Many within this “Ultralight Backpacking” community first moved toward minimalism in an attempt to reduce their pack weight. But this tactic invariably runs its course after you cut out the non-essentials. No matter how spartan you become, you will always need a pack, shelter, insulation for warmth, rain gear, first aid basics, food and water.
In response to this demand, the market is now full of no-frills backpacks, tarp tents and sleeping bags that weigh roughly one pound each. How can such vital equipment be so light and still withstand the elements? Simple: By using expensive materials and charging more to the consumer.

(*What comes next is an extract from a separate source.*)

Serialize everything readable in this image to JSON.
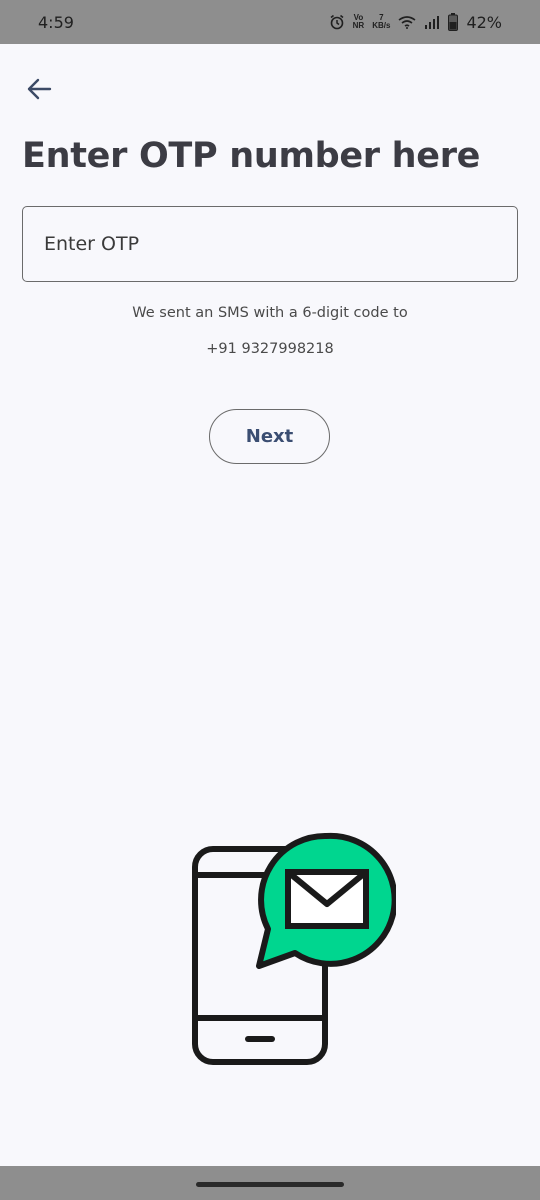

Many have no problem paying the extra cost. For those who love hiking and hate back pain, shelling out a few hundred dollars more for their whole kit is a no-brainer. This one-time extra expense is a justifiable investment into years — or even decades — of a vastly more enjoyable experience.
Better, Stronger, Lighter
For companies that hope to compete in this industry, the message must be heard loud and clear. If you aren’t getting better, well, you better be getting lighter. And no matter what, your apparel needs to stand up to whatever nature can throw at it.
Because unlike the clothes and products used in other walks of life, outdoor gear is about function over frills. It can’t fail in the field, and it has to be comfortable.
With these goals in mind, more and more enthusiasts are willing — and even excited — to pay for quality when it comes time to spice up their adventure wardrobe. When the value is there, the right purchase become less of an expense and more of an investment.